In this context, the RSS’ evolution as an ideological mentor to the BJP is quite instructive and without precedent in the history of building political parties. The manner in which the RSS allowed the BJS to merge with the Janata Party in the post-emergency phase was indicative of the RSS’ confidence over its swayamsevaks. When Deoras wrote a letter saying swayamsevaks were free to follow their discretion in politics, he faced criticism. Deoras was unfazed. He said that he was quite confident of his volunteers who would not be guided by a mere “letter”. And as it happened, when the socialist groups within the Janata Parivar pressed too hard for BJS leaders to give up their allegiance to the RSS, all BJS leaders, barring a few, came out of the Janata Party and floated the Bharatiya Janata Party (BJP), a seamless transition from the BJS. The BJP under the leadership of Atal Bihari Vajpayee followed “Gandhian socialism” which incorporated features of egalitarianism in sync with the dominant political narrative.

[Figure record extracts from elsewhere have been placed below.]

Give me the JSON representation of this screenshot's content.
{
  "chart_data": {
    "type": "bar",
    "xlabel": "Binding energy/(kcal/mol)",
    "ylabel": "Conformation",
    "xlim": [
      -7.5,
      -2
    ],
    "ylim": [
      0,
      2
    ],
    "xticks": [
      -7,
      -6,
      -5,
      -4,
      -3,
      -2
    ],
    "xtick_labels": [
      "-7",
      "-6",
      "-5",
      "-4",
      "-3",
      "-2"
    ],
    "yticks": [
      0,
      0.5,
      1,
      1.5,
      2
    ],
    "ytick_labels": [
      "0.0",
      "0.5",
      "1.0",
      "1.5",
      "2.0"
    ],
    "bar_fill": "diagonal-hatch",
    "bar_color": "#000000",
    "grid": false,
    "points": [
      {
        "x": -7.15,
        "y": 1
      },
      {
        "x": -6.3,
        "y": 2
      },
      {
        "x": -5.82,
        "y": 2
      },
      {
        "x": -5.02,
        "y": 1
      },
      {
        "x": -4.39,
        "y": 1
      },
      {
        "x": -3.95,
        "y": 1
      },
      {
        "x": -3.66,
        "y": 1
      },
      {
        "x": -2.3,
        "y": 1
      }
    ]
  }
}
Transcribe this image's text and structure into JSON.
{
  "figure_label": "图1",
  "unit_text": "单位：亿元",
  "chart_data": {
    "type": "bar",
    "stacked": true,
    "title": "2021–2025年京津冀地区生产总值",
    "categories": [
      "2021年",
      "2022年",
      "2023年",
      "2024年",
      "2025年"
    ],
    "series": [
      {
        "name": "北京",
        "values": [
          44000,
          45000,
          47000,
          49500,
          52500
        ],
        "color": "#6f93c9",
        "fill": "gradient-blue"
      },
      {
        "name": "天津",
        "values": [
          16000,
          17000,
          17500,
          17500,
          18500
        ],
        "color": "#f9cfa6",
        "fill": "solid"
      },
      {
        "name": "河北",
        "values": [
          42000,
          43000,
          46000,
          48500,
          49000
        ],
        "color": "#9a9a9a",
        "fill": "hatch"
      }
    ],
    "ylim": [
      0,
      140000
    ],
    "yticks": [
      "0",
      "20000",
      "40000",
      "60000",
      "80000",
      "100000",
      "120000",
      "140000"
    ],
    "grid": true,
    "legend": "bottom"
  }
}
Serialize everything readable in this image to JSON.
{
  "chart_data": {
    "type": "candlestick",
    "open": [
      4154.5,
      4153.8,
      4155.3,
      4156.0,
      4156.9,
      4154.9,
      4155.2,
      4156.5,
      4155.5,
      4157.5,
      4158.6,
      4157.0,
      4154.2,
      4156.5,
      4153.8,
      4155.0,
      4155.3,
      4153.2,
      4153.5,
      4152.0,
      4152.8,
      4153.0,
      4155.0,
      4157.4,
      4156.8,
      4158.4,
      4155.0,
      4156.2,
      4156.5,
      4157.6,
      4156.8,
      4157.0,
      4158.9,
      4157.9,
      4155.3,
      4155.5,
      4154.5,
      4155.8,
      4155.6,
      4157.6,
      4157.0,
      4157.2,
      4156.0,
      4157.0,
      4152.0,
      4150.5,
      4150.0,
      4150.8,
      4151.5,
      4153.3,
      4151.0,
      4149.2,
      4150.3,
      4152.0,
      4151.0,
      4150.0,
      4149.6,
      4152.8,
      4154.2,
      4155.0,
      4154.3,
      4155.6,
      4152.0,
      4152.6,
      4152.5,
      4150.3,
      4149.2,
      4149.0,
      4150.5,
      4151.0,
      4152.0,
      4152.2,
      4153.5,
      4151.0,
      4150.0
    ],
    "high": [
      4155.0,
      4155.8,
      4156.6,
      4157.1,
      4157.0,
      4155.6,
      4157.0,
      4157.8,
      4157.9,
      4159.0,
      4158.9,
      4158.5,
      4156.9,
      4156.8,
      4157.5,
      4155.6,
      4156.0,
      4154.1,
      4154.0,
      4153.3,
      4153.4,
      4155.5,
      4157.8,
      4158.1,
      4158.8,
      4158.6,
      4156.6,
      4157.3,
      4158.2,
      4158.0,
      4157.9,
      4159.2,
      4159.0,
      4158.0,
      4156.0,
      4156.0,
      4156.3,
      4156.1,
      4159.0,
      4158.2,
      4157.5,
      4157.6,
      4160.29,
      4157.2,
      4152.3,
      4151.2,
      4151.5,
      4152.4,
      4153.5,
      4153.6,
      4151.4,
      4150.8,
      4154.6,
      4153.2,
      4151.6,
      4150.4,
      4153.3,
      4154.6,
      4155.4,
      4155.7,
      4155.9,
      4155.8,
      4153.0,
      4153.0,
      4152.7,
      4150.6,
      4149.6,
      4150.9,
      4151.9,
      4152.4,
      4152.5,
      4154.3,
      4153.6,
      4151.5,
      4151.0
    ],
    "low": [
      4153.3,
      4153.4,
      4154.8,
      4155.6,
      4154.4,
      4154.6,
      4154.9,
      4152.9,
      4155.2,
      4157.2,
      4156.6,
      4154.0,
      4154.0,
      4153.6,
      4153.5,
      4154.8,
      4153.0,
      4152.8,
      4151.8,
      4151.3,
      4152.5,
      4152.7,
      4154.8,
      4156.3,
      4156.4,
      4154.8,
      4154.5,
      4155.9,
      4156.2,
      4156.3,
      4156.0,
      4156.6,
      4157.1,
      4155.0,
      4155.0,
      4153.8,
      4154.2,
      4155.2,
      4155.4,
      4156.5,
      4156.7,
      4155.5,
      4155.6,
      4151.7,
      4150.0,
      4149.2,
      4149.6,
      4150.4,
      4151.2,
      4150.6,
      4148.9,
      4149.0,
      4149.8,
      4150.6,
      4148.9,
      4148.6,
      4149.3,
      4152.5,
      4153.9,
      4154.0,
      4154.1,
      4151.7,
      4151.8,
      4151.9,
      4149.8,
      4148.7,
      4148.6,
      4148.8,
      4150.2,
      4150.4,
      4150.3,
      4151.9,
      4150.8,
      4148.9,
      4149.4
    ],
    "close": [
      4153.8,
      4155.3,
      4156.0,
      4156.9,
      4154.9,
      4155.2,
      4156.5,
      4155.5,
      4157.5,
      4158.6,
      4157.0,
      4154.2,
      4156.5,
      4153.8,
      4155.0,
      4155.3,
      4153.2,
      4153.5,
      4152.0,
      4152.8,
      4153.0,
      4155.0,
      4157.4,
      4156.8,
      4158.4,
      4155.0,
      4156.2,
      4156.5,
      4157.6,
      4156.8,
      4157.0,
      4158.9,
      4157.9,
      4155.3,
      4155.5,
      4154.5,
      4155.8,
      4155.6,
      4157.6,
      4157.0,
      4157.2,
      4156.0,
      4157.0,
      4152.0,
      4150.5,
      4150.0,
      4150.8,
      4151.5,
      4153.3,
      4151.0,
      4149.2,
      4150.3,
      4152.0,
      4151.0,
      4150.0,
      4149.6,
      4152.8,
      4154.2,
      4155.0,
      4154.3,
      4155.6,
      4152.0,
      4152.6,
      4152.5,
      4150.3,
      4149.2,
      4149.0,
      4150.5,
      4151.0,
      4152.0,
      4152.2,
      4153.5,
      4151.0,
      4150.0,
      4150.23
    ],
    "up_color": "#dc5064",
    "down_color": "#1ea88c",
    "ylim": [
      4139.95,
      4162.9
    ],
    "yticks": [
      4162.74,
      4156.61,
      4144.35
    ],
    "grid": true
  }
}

What is particularly significant in the evolution of the RSS-BJP is the fact that the leadership of both the organisations was on the same page in using politics as an instrument to empower social underdogs, particularly those belonging to the most backward classes/scheduled castes/scheduled tribes. In the Sangh Parivar’s concept of Hindu Rashtra (Hindu nation), the inclusion of the marginalised sections of the Hindu society is an essential component of the nation-building. The Modi government’s decision to overturn the Supreme Court order that diluted the Schedule Caste and Tribes (Prevention of Atrocities) Act must be seen as a sequel to this project. Without doubt such a project often comes in conflict with with the party’s substantial upper caste support base. But it would be naïve to undermine the capacity of the Sangh Parivar to navigate through these social land mines.